Alternative schools of economics that question these simple assumption of neoclassical economics has less use for the production possibility curve. No tool or analytical device is truly neutral or objective, and this is true for the production possibility curve itself. The increased production possibility's that come with growth, for instance, do not question the environmental consequences of that growth. The downside effects of economic growth are ignored.

 

Also the humanistic paradigm have little use for of the curve as a tool of analysis. This paradigm, which in contrast to neoclassical economics, question the unlimited wants of consumers for goods and service. The humanistic paradigm argues that once basic physical needs are secured, now and into the future, the real needs becomes social and achievement needs. They would further argue that these needs are not met effectively in the process of buying and consuming of goods and services, even though this may be the attempt on the part of some.
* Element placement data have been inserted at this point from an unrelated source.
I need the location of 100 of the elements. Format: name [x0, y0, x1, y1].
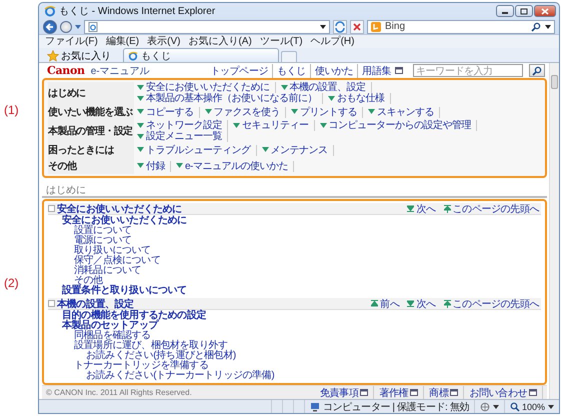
caret-icon[interactable] — [548, 404, 554, 408]
magnifier-icon — [510, 402, 520, 412]
top-arrow-icon — [444, 300, 451, 308]
caret-icon[interactable] — [492, 404, 499, 408]
nav-link[interactable]: e-マニュアルの使いかた — [176, 160, 294, 172]
down-arrow-icon — [176, 163, 183, 169]
section-title: 本機の設置、設定 — [57, 297, 134, 310]
contents-link[interactable]: トナーカートリッジを準備する — [48, 361, 208, 371]
contents-link[interactable]: その他 — [48, 276, 103, 286]
nav-link[interactable]: 安全にお使いいただくために — [137, 82, 276, 93]
contents-link[interactable]: 設置場所に運び、梱包材を取り外す — [48, 341, 228, 351]
globe-icon[interactable] — [480, 402, 490, 412]
page-nav-link[interactable]: このページの先頭へ — [444, 296, 539, 310]
favorites-button[interactable]: お気に入り — [43, 49, 115, 62]
menu-item[interactable]: 編集(E) — [106, 36, 140, 48]
close-button[interactable] — [534, 5, 556, 17]
nav-link[interactable]: ネットワーク設定 — [137, 120, 228, 131]
breadcrumb: はじめに — [46, 184, 86, 196]
nav-link[interactable]: 本製品の基本操作（お使いになる前に） — [137, 93, 323, 104]
nav-link[interactable]: コンピューターからの設定や管理 — [320, 120, 477, 131]
menu-item[interactable]: ツール(T) — [260, 36, 303, 48]
nav-link[interactable]: プリントする — [291, 106, 363, 118]
contents-link[interactable]: 目的の機能を使用するための設定 — [48, 311, 206, 321]
square-icon — [48, 205, 55, 212]
down-arrow-icon — [291, 109, 298, 115]
down-arrow-icon — [407, 300, 414, 307]
category-label: 本製品の管理・設定 — [48, 120, 134, 142]
search-icon — [532, 66, 542, 76]
search-button[interactable] — [529, 64, 545, 77]
star-icon — [47, 50, 59, 62]
contents-link[interactable]: 設置について — [48, 226, 132, 236]
down-arrow-icon — [137, 163, 144, 169]
down-arrow-icon — [280, 84, 288, 90]
browser-logo-icon — [128, 50, 138, 60]
header-link[interactable]: 用語集 — [358, 64, 407, 78]
nav-link[interactable]: ファクスを使う — [204, 106, 286, 118]
address-field[interactable] — [84, 20, 330, 34]
nav-link[interactable]: トラブルシューティング — [137, 144, 256, 156]
down-arrow-icon — [368, 109, 375, 115]
nav-link[interactable]: 本機の設置、設定 — [280, 82, 372, 93]
nav-link[interactable]: 付録 — [137, 160, 171, 172]
contents-link[interactable]: 消耗品について — [48, 266, 142, 276]
page-nav-link[interactable]: 前へ — [371, 296, 400, 310]
page-nav-link[interactable]: このページの先頭へ — [444, 202, 539, 216]
security-zone-text: コンピューター | 保護モード: 無効 — [322, 400, 469, 414]
contents-link[interactable]: お読みください(トナーカートリッジの準備) — [48, 371, 274, 381]
minimize-button[interactable] — [496, 5, 514, 17]
category-label: はじめに — [48, 82, 134, 104]
down-arrow-icon — [328, 96, 335, 102]
callout-label: (1) — [4, 103, 19, 117]
nav-link[interactable]: おもな仕様 — [328, 93, 390, 104]
menu-item[interactable]: ファイル(F) — [45, 36, 98, 48]
stop-icon[interactable] — [350, 20, 364, 34]
contents-link[interactable]: 安全にお使いいただくために — [48, 216, 187, 226]
nav-link[interactable]: メンテナンス — [262, 144, 334, 156]
zoom-level[interactable]: 100% — [510, 402, 545, 412]
scrollbar[interactable] — [549, 63, 559, 399]
caret-icon[interactable] — [545, 24, 551, 28]
contents-link[interactable]: 設置条件と取り扱いについて — [48, 286, 187, 296]
contents-link[interactable]: お読みください(持ち運びと梱包材) — [48, 351, 236, 361]
browser-tab[interactable]: もくじ — [123, 48, 279, 62]
site-subtitle: e-マニュアル — [90, 64, 150, 78]
menu-item[interactable]: ヘルプ(H) — [310, 36, 354, 48]
refresh-icon[interactable] — [333, 20, 347, 34]
popup-window-icon — [410, 389, 418, 396]
nav-link[interactable]: 設定メニュー一覧 — [137, 131, 228, 142]
page-icon — [88, 22, 98, 32]
search-field[interactable]: Bing — [367, 20, 555, 34]
page-nav-link[interactable]: 次へ — [407, 202, 436, 216]
search-icon[interactable] — [531, 22, 541, 32]
maximize-button[interactable] — [515, 5, 533, 17]
top-arrow-icon — [444, 204, 451, 212]
down-arrow-icon — [233, 122, 240, 128]
back-button[interactable] — [43, 20, 57, 34]
window-title: もくじ - Windows Internet Explorer — [59, 5, 216, 18]
contents-link[interactable]: 取り扱いについて — [48, 246, 151, 256]
forward-button[interactable] — [60, 20, 72, 32]
maximize-icon — [520, 8, 528, 14]
menu-item[interactable]: 表示(V) — [147, 36, 180, 48]
contents-link[interactable]: 保守／点検について — [48, 256, 160, 266]
popup-window-icon — [360, 389, 368, 396]
down-arrow-icon — [407, 205, 414, 212]
nav-link[interactable]: セキュリティー — [233, 120, 314, 131]
nav-link[interactable]: コピーする — [137, 106, 200, 118]
contents-link[interactable]: 電源について — [48, 236, 132, 246]
popup-window-icon — [529, 389, 537, 396]
up-arrow-icon — [371, 300, 378, 307]
callout-label: (2) — [4, 276, 19, 290]
section-title: 安全にお使いいただくために — [57, 202, 182, 214]
contents-link[interactable]: 同梱品を確認する — [48, 331, 151, 341]
caret-icon — [320, 24, 326, 28]
category-label: その他 — [48, 158, 134, 174]
down-arrow-icon — [204, 109, 212, 115]
contents-link[interactable]: 本製品のセットアップ — [48, 321, 158, 331]
canon-logo: Canon — [47, 64, 85, 77]
nav-link[interactable]: スキャンする — [368, 106, 440, 118]
menu-item[interactable]: お気に入り(A) — [188, 36, 252, 48]
page-nav-link[interactable]: 次へ — [407, 296, 436, 310]
down-arrow-icon — [262, 147, 268, 153]
popup-window-icon — [395, 67, 403, 74]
With the strong cultural value of work (work ethic), these needs are more effectively fulfilled in the process of doing and contributing by work to something outside of oneself. Whatever that is, it certainly will very within the context of one's culture and society. In the United States, work for many fulfilled these needs, or at least provides the hope for fulfilling these needs. Not any job, of course, but good jobs which besides securing one's physical well-being also allows one to belong, to have self-esteem and to feel a sense of achievement.

 

Various alternative schools of economic thought believe that human needs and wants are not absolute but can be manipulated. And such needs and wants are all relative to our particular culture and our status within that culture. Therefore the production possibility curve, and its simple assumptions misses the mark, and scarcity is misapplied. For humanistic economist opportunities to satisfy the higher social and achievement needs are what is really scarce.